EEG neurofeedback as an instrument to capture EEG correlates of mental states
Charles University in Prague
CZECH REPUBLIC

We developed and tested four sonic games responsive to changes in EEG band power. 26 participants in four studies played the neurofeedback games, encouraged to find their own strategies to control the specific neurofeedback parameter. Mixed method analysis of performance in the games and post-session interviews where the probands described what strategies they used, led to the identification of subjective mental states that correlated with success in the game. One of the principal findings of the series of studies is that increase in left frontal beta activity was facilitated by evoking interest in observed surroundings (in contrast, inner counting or planning of quotidian tasks did not lead to an increase in the band power). Currently, an experiment is taking place to validate this finding.

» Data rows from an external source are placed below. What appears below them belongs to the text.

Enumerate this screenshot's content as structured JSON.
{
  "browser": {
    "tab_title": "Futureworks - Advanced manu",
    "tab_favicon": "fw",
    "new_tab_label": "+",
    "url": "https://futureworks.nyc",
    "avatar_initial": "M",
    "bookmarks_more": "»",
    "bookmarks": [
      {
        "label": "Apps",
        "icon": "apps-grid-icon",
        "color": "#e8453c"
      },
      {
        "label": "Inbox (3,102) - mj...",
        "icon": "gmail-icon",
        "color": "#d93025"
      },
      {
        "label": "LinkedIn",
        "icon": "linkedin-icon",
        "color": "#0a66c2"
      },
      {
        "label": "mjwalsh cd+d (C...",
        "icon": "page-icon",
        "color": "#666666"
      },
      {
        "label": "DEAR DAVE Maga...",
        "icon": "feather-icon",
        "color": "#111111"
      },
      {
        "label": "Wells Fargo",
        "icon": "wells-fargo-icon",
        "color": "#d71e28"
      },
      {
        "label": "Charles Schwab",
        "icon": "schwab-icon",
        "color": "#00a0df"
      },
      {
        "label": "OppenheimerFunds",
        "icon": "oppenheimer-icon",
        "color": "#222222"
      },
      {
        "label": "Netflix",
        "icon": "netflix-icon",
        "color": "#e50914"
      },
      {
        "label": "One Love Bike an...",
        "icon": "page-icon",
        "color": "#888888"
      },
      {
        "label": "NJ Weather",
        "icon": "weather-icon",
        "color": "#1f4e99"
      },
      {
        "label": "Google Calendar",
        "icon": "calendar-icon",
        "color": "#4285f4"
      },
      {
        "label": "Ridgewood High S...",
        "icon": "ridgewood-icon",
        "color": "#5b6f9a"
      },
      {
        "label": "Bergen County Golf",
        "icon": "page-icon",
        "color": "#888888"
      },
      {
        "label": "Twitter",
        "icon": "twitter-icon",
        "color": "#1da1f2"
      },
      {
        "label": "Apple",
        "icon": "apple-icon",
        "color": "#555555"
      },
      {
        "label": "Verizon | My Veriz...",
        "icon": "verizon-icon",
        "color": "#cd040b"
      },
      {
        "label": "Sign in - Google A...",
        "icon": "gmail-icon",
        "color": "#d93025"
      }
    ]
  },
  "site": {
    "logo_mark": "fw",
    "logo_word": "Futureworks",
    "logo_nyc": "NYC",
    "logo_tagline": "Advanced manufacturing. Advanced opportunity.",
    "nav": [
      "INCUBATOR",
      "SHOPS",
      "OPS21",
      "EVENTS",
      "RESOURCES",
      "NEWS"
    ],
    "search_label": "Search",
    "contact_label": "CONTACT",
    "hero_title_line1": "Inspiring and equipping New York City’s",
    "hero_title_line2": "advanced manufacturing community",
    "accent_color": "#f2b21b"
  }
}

Decoding Resting-state EEG to Predict Visual Field Defect with Convolutional Neural Network in Stroke
University Tuebingen
GERMANY

Stroke is one of the leading factors of human beings’ death and disability. One-third of stroke patients may suffer partial visual field loss in both eyes. Decoding resting-state Electroencephalography (EEG) to predict patients’ visual field distribution could be an essential reference for a better understanding of the compensation of visual functions after a stroke. The result could be beneficial for clinical diagnostics and treatment. This poster proposed a frequency spectrum-based 2D convolutional neural network (CNN) and brain connectivity-based 3DCNN model to predict the visual field defect. The results show that the frequency spectrum-based 2DCNN achieved a higher accuracy on visual field location rather than percentage. And we explored the patterns of electrophysiological data for feature visualization and explanation.